Sarmento soltou um gemido. Quer dizer que são os fertilizantes! Foi visitar um vendedor especializado, que o recebeu muito bem. “Realmente aumentamos os preços dos fertilizantes”, disse ele. “Mas, compreenda, só fizemos isso para não fechar o escritório. O distribuidor nos vendeu o produto mais caro.” 

Sarmento sentiu que a resposta do enigma estava próxima. Foi direto ao distribuidor de fertilizantes, entrou na sala e disse de chofre. “O senhor, hein? Escondido aqui, e só manipulando os cordéis da inflação! Por que aumentou o preço dos fertilizantes?” 

O distribuidor tentou negar, mas Sarmento agarrou-o pelo pescoço. “Elevei um pouquinho”, gritou o homem, “mas que poderia fazer? Tenho quatro filhos, uma sogra entrevada e sou apenas um distribuidor. Esses fertilizantes potássicos são importados. Já vieram mais caros da França.” 

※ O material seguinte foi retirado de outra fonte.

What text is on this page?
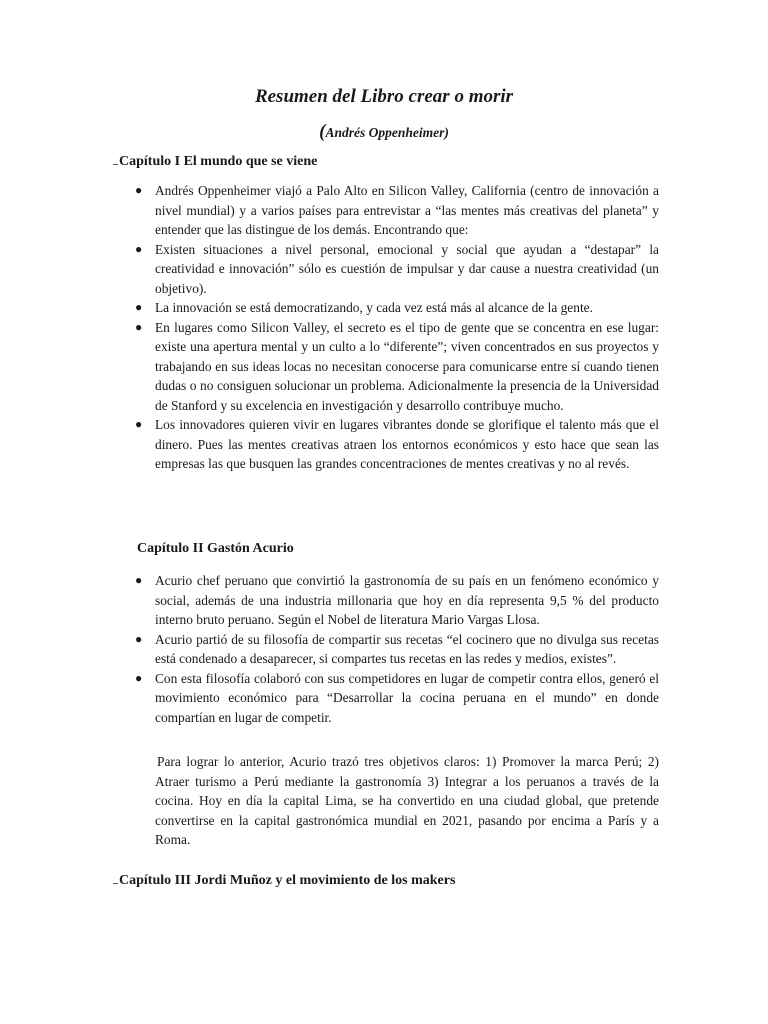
Resumen del Libro crear o morir
(Andrés Oppenheimer)
Capítulo I El mundo que se viene
● Andrés Oppenheimer viajó a Palo Alto en Silicon Valley, California (centro de innovación a nivel mundial) y a varios países para entrevistar a “las mentes más creativas del planeta” y entender que las distingue de los demás. Encontrando que:
● Existen situaciones a nivel personal, emocional y social que ayudan a “destapar” la creatividad e innovación” sólo es cuestión de impulsar y dar cause a nuestra creatividad (un objetivo).
● La innovación se está democratizando, y cada vez está más al alcance de la gente.
● En lugares como Silicon Valley, el secreto es el tipo de gente que se concentra en ese lugar: existe una apertura mental y un culto a lo “diferente”; viven concentrados en sus proyectos y trabajando en sus ideas locas no necesitan conocerse para comunicarse entre sí cuando tienen dudas o no consiguen solucionar un problema. Adicionalmente la presencia de la Universidad de Stanford y su excelencia en investigación y desarrollo contribuye mucho.
● Los innovadores quieren vivir en lugares vibrantes donde se glorifique el talento más que el dinero. Pues las mentes creativas atraen los entornos económicos y esto hace que sean las empresas las que busquen las grandes concentraciones de mentes creativas y no al revés.
Capítulo II Gastón Acurio
● Acurio chef peruano que convirtió la gastronomía de su país en un fenómeno económico y social, además de una industria millonaria que hoy en día representa 9,5 % del producto interno bruto peruano. Según el Nobel de literatura Mario Vargas Llosa.
● Acurio partió de su filosofía de compartir sus recetas “el cocinero que no divulga sus recetas está condenado a desaparecer, si compartes tus recetas en las redes y medios, existes”.
● Con esta filosofía colaboró con sus competidores en lugar de competir contra ellos, generó el movimiento económico para “Desarrollar la cocina peruana en el mundo” en donde compartían en lugar de competir.
Para lograr lo anterior, Acurio trazó tres objetivos claros: 1) Promover la marca Perú; 2) Atraer turismo a Perú mediante la gastronomía 3) Integrar a los peruanos a través de la cocina. Hoy en día la capital Lima, se ha convertido en una ciudad global, que pretende convertirse en la capital gastronómica mundial en 2021, pasando por encima a París y a Roma.
Capítulo III Jordi Muñoz y el movimiento de los makers
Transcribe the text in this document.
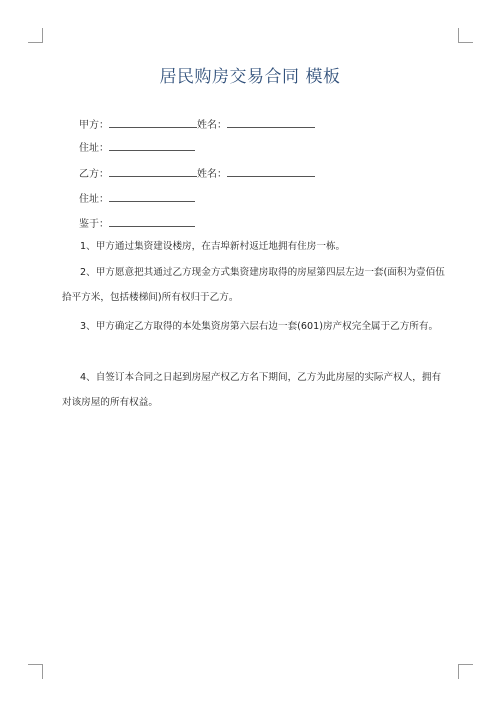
居民购房交易合同 模板
甲方：	姓名：
住址：
乙方：	姓名：
住址：
鉴于：

1、甲方通过集资建设楼房，在吉埠新村返迁地拥有住房一栋。

2、甲方愿意把其通过乙方现金方式集资建房取得的房屋第四层左边一套(面积为壹佰伍拾平方米，包括楼梯间)所有权归于乙方。

3、甲方确定乙方取得的本处集资房第六层右边一套(601)房产权完全属于乙方所有。

4、自签订本合同之日起到房屋产权乙方名下期间，乙方为此房屋的实际产权人，拥有对该房屋的所有权益。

Sarmento pegou um avião; a fábrica ficava numa cidadezinha no norte da França. O diretor não recebeu Sarmento. Mandou a secretária despachá-lo. “O chefe disse que lamenta o preço das cebolas no Brasil, mas é que o do frete marítimo está cada vez mais caro.” 

A companhia de navegação que transportava os fertilizantes para o Brasil ficava no Panamá. Sarmento não usou de meias palavras. “O senhor está nos causando uma série de problemas com seus fretes”, disse ele ao presidente da firma. “Por sua causa ninguém pode mais comer cebolas no Brasil!” 

O presidente da companhia reagiu, indignado. “Por minha causa, não senhor! Sabe quanto os estaleiros estão cobrando por um navio novo?” 

A sede dos estaleiros ficava em Hamburgo. Falar com um alemão não era a mesma coisa que se dirigir a um feirante carioca. Sarmento entrou com cuidado. “Os senhores não podem aumentar o preço do navio assim, sem mais nem menos. Sabe quanto estamos pagando o quilo de cebola lá no Rio por causa dos senhores?” 

O alemão nem esperou Sarmento terminar. “E o senhor sabe quanto estamos pagando pelo aço que utilizamos em nossos navios?” 

Sarmento ficou com cara de bobo. Então eram as siderúrgicas que estavam provocando um aumento no preço das nossas cebolas. Os alemães compravam seu aço de uma siderúrgica na Grécia, onde a mão-de-obra é mais barata. Sarmento chegou a Atenas fervendo de raiva. “Exijo uma explicação!” berrou para o diretor da siderúrgica. “Por que os senhores aumentaram o preço do aço, que elevou o preço dos navios, que aumentou o preço do frete, que fez subir o preço dos fertilizantes, que elevou o preço da distribuição, que aumentou o preço dos produtores, que elevaram o preço dos transportes, que aumentaram o preço dos feirantes, que elevaram o preço da cebola?” 

O grego nem se abalou: “O senhor sabe de que é feito o aço? Então sugiro que vá às minas da África do Sul. Pergunte quanto eles estão pedindo pelo carvão.” 

As investigações chegavam ao fim; carvão é matéria-prima. Sarmento chegou à África do Sul já pensando na volta ao Rio. Enfim, agarrara os culpados. 

“Sinto muito que sua cebola tenha subido de preço”, disse o presidente da mina, “mas nosso negócio é carvão. Elevamos o preço, mas não tanto quanto deveríamos. Foi uma elevação insignificante, perto do que aumentaram nossos fornecedores de carrinhos e ferramentas.” 

A fábrica de carrinhos e ferramentas ficava num subúrbio de Tóquio. Sarmento deixou a mala no aeroporto e entrou apressado no escritório dos japoneses. Foi logo perguntando: “Vamos, diga aí! Quem obriga o senhor a elevar os preços dos carrinhos e ferramentas?” 

O japonês não titubeou. “Nossa balança de comércio exterior. Trocamos ferramentas por cebolas brasileiras. Com o atual preço das cebolas, não tivemos outro recurso. Já que o senhor está aqui, me diz uma coisa. Por que vocês vendem cebolas tão caras?”